A government spokesman said Morales himself coordinated the police operation with the police chiefs and Interior Minister Alfredo Rada. He also confirmed that the police were not carrying lethal weapons.

Since Monday, the Huanuni miners have been blocking the road that links the cities of Oruro and Cochabamba as they take part in a strike called by the country’s main union, the Central Obrera Boliviana (COB), over pension reform.

The COB wants the government to take over the country’s private retirement funds, and is demanding that pensions only be extended to wage-earners in the formal sector of the economy.

The Movement to Socialism (MAS) government’s proposed reform, on the other hand, would extend pension rights to self-employed and informal sector workers, while respecting the private retirement funds, which hold three billion dollars in the individual accounts of workers managed by private pension administrators.

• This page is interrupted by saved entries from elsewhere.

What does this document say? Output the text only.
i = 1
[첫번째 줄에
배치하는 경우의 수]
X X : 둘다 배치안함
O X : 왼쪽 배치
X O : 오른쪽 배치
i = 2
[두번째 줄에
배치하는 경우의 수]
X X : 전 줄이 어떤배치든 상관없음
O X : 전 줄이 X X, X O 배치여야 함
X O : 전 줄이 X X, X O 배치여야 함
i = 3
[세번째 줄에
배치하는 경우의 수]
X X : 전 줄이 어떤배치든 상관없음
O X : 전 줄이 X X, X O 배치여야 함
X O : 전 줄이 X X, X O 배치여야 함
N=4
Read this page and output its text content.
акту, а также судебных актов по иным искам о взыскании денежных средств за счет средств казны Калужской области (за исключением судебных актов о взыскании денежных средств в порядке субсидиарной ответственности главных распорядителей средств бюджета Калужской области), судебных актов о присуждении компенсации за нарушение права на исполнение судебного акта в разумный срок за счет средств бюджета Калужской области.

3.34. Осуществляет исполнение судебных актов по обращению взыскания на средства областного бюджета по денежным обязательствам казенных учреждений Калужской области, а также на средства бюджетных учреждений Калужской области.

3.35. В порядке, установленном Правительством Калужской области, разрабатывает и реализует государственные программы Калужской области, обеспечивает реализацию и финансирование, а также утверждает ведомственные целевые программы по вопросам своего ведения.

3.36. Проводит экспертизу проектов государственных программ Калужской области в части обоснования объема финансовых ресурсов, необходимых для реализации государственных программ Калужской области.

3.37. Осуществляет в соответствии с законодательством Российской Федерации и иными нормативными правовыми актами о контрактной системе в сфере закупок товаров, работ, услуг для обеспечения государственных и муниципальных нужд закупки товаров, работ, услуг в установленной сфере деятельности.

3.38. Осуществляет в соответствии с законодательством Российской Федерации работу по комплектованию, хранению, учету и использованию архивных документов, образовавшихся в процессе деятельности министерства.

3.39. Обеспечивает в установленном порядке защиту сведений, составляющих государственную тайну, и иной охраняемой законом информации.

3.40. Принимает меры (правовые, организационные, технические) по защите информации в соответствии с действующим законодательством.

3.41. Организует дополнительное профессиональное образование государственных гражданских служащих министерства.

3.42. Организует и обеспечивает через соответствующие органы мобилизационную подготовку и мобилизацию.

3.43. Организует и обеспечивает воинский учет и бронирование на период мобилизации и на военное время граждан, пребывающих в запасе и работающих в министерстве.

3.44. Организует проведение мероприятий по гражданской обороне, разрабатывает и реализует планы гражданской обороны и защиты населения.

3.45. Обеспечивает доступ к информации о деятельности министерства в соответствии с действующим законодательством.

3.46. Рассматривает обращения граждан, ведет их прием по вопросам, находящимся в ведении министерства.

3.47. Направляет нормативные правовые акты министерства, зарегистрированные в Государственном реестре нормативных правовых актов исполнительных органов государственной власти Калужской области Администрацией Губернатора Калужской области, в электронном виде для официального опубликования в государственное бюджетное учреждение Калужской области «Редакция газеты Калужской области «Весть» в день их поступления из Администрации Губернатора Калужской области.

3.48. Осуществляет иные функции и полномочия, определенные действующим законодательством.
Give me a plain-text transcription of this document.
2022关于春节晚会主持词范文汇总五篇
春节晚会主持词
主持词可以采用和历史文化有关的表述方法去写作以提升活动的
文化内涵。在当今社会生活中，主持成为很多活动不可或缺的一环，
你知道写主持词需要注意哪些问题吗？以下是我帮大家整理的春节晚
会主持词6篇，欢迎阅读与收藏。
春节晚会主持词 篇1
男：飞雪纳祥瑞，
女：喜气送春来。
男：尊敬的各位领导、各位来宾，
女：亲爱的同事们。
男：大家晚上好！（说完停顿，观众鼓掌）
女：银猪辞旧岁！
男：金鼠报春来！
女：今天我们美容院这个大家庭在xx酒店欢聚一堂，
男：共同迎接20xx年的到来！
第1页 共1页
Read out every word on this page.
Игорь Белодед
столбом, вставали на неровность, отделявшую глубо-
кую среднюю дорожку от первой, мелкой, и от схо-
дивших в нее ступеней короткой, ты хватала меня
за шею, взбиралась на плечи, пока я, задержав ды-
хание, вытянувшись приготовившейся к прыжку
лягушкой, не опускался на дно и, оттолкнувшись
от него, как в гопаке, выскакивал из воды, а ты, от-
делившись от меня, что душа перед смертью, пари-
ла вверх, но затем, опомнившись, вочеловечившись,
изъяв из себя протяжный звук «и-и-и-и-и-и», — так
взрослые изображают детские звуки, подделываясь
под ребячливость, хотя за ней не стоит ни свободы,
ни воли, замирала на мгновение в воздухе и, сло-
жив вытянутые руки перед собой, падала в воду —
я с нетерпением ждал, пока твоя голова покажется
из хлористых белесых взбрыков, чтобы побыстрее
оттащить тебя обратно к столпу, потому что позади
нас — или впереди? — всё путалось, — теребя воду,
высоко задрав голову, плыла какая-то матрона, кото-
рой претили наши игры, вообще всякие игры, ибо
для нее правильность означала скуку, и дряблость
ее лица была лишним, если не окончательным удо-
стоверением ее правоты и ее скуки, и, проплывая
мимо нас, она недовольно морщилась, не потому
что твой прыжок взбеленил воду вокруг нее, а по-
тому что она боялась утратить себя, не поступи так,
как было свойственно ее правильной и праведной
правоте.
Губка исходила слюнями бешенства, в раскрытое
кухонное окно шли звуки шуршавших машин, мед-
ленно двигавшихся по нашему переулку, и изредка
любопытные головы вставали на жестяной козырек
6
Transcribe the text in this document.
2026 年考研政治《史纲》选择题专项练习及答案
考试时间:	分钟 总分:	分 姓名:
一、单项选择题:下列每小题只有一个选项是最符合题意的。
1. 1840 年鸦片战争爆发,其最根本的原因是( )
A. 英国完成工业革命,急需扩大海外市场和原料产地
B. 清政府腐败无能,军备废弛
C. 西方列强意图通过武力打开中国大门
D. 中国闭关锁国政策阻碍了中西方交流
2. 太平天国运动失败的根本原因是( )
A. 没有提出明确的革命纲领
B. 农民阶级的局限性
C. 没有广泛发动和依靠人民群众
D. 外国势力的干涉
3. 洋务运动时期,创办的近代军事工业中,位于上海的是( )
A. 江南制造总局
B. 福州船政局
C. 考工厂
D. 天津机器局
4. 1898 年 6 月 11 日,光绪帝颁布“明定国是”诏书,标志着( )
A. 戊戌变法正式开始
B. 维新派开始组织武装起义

The pressure from trade unions extended to the central city of Cochabamba, where roadblocks mounted by public school teachers on strike prompted counter-protests by parents.

Crowds of parents and students who engaged in skirmishes with the teachers while attempting to remove the roadblocks were broken up by the police.

Similar scenes also occurred in rural villages where teachers have been threatened with dismissal as a result of their prolonged strike.

Morales’ support base is mainly in the country’s western highlands, which are home to the impoverished indigenous majority (the president himself is an Aymara Indian). In the wealthier eastern provinces of Santa Cruz, Beni, Pando and Tarija, autonomy movements led by rightwing opposition groups have been gaining in strength, blocking the government’s planned changes, like the rewriting of the constitution and agrarian reform.

The autonomy movement has also spread to the city of Sucre, in the province of Chuquisaca, where governor Sabina Cuellar, backed by the local civic committee, has excluded the president from the official ceremony to commemorate Independence Day on Wednesday, Aug. 6.

Morales suspended his plans to visit Sucre because of the climate of tension fuelled by pro-autonomy local and provincial authorities, who are demanding that the president apologise for the November 2007 deaths of three people.

The victims, who included a police officer, were killed when rioting opposition demonstrators attacked the police deployed around a military installation where the constituent assembly rewriting the constitution was meeting.

It is likely that for the first time in Bolivia’s democratic history, Morales will cancel his annual Independence Day address to Congress, which according to the constitution must take place in Sucre, where the Bolivian republic was founded 183 years ago.